Christie's Forecasting Error And The Broader Problems And Consequences

We revel in Schadenfreude when we hear that Governor Christie is not meeting his tax revenue forecast, but the underlying problems and consequences are more serious. An Office of Legislative Services email sent to legislators but not yet publicly released indicates, "New Jersey receipts from income and corporate taxes fell short of Governor Chris Christie's budget targets in April." Furthermore, in March income tax payments lagged behind projections by $35.9 million, or 6.4 percent." Although with a rising stock market in 2011 analysts could anticipate a bump up in capital gains tax and some increased bonuses from the wealthy, the forecast was inaccurate.
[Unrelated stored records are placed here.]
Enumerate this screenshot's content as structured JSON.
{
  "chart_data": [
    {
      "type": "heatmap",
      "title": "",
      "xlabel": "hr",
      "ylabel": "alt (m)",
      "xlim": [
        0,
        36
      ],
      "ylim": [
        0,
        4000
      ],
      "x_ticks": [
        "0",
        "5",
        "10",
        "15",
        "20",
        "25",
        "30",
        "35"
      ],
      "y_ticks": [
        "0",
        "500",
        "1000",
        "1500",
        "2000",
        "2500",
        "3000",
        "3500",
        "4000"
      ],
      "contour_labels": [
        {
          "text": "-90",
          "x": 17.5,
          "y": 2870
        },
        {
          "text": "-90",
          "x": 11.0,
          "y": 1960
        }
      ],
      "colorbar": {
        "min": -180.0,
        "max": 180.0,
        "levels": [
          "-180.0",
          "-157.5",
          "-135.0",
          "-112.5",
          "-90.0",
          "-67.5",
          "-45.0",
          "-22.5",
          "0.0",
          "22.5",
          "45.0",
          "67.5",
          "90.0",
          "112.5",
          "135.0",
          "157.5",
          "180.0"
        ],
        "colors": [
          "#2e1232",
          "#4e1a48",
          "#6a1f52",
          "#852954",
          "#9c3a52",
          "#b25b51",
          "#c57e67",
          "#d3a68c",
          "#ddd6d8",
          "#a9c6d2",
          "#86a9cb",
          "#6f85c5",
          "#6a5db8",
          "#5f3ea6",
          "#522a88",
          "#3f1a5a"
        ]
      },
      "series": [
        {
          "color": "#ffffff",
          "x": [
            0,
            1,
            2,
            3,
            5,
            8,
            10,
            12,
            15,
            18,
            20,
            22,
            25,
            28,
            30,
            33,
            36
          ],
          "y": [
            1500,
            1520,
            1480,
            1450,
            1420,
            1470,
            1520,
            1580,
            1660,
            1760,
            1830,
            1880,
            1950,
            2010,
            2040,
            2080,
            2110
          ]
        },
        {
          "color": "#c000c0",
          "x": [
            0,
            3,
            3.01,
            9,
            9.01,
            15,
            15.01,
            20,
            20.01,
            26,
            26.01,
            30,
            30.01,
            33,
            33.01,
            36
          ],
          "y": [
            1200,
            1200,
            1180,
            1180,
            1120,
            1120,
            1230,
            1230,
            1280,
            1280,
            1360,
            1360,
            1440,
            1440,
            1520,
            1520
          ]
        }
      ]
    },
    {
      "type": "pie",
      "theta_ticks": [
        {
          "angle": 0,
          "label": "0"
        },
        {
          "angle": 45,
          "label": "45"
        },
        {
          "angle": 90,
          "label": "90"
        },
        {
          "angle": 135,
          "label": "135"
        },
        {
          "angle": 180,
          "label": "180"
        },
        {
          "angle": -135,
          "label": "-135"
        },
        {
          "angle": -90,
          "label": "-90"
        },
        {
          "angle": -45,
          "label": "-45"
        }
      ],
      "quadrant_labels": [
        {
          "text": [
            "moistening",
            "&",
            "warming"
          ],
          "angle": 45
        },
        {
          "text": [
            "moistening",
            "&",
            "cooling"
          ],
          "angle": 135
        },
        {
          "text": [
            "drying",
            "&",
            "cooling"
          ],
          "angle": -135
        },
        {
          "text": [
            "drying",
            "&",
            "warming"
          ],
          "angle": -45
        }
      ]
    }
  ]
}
Less revenue means fewer funds to meet important needs. Christie based his budget on a wildly optimistic revenue forecast as S&P and others explained. Now Christie and the legislature will have to take a second look at proposed expenditures. And the likely result will be painful for too many.

Part of Christie's budget included the cost of a 10% across-the-board cut in personal income tax. This plan has been widely reviled as it offers a pittance in relief for most New Jerseyans but significant tax reduction for the wealthy. Democratic legislators have proposed a better and more popular plan. It provides  a tax credit of 10 percent (in the Senate plan) or 20% (in the Assembly plan) for property taxes. The Democratic plan is certainly more equitable in the relief it provides. However, while individuals get a reduction in their income tax, there is little added incentive for municipalities to restrain their ever-increasing costs.

Christie erred in his budget forecast so there may well be further undesirable budget cuts, and any form of income tax reduction may now be in jeopardy. Furthermore, neither the Governor's nor the Democrats' income tax reduction proposals will make a significant dent in the underlying problems: persistent unemployment, weak housing market, slow growth in GDP, insufficient consumer demand, weak corporate investment and pernicious home rule. We are still awaiting the rising tide which raises all boats. Our easily distracted governor is not addressing the real problems, and much of the legislature's efforts are falling on deaf Executive Office ears where the mantra is to cut.